Play on cartoon dispute

COPENHAGEN: A Danish play about the “clash of civilisations” set against the backdrop of the global Mohammed cartoons crisis is under way and will open in Copenhagen in September, the playwright told AFP.

“What interests us is to shed light on the controversy surrounding these cartoons,” Flemming Jensen said, describing the play as humourous and “amusing”.

“Humour is the only weapon to deal with such a serious problem,” he said.

Twelve drawings of the Prophet Mohammed, considered by many fervent Muslims to be blasphemous, have sparked violent protests and scores of deaths in Muslim countries since

they were first published in Danish newspaper Jyllands-Posten last September.

Jensen said the play would not show the cartoons. “But we are not going to censor ourselves and we are not afraid,” said the playwright, who last year staged a musical about the US-led war in Iraq entitled Let’s Kick Ass!

The new play is entitled King of Hearts and is an adaptation of a play about the clash of civilisations written by British author Alistair Beaton, who is, given Muslims’ anger over the caricatures, “a little nervous about the idea of working on this play,” according to Jensen.
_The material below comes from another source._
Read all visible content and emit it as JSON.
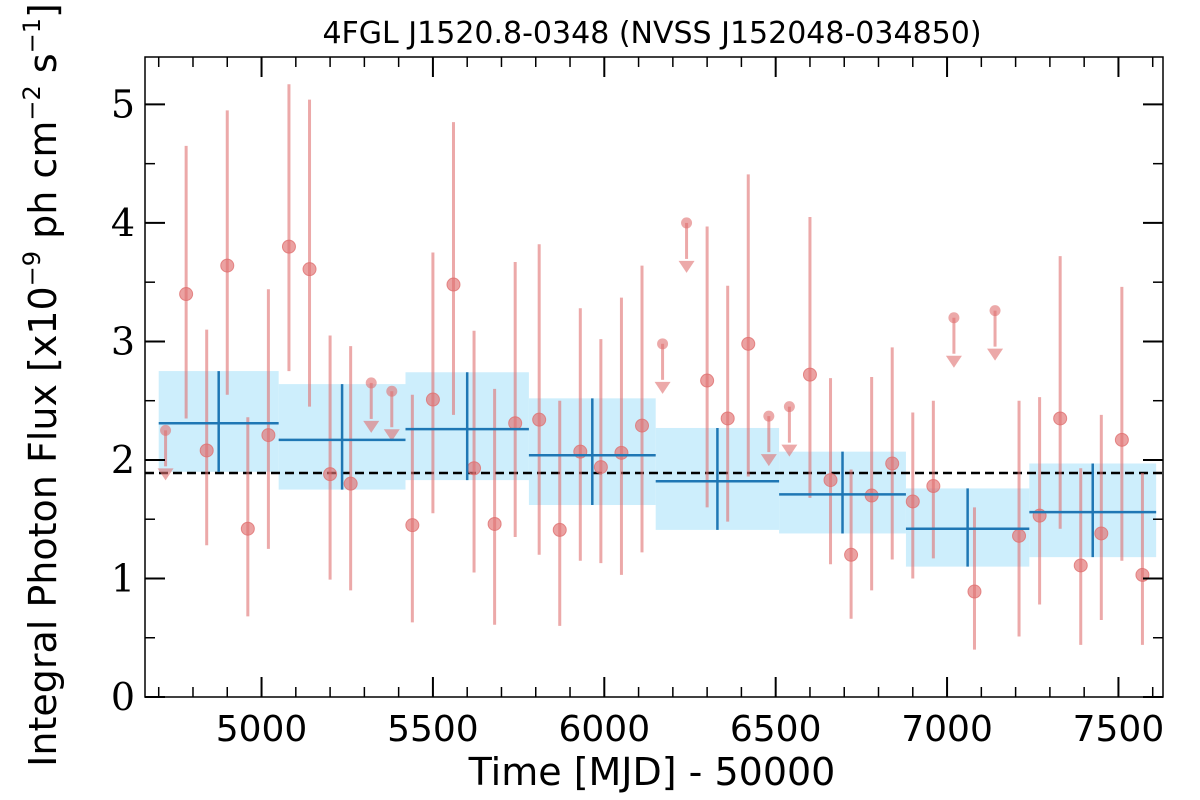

“He wants to see every word I write,” the Dane said.

Jensen said the cartoons controversy had inspired him to undertake the project but “the clash of civilisations is always there. It did not arise because of the Mohammed cartoons”. As a result, the piece is “about the conflicts that arise in a society like ours, which has a large group of Muslims but which has historically been Christian,” he said.

“And when such a crazy thing like this happens — the cartoons — we have to take them into account.”

He insisted that the production would not take sides in the row, and stressed that “the theatre’s mission is to show the different facets of a problem without necessarily taking a stand.”

The play, which will be performed in Danish, will open on September 21 at the Noerrebro Theatre in the Danish capital.

Jensen’s 2005 production Let’s Kick Ass! — named after a phrase uttered by US President George W Bush and which was a takeoff on Beaton’s play Follow the Leader about Bush and British Prime Minister Tony Blair — was a huge success.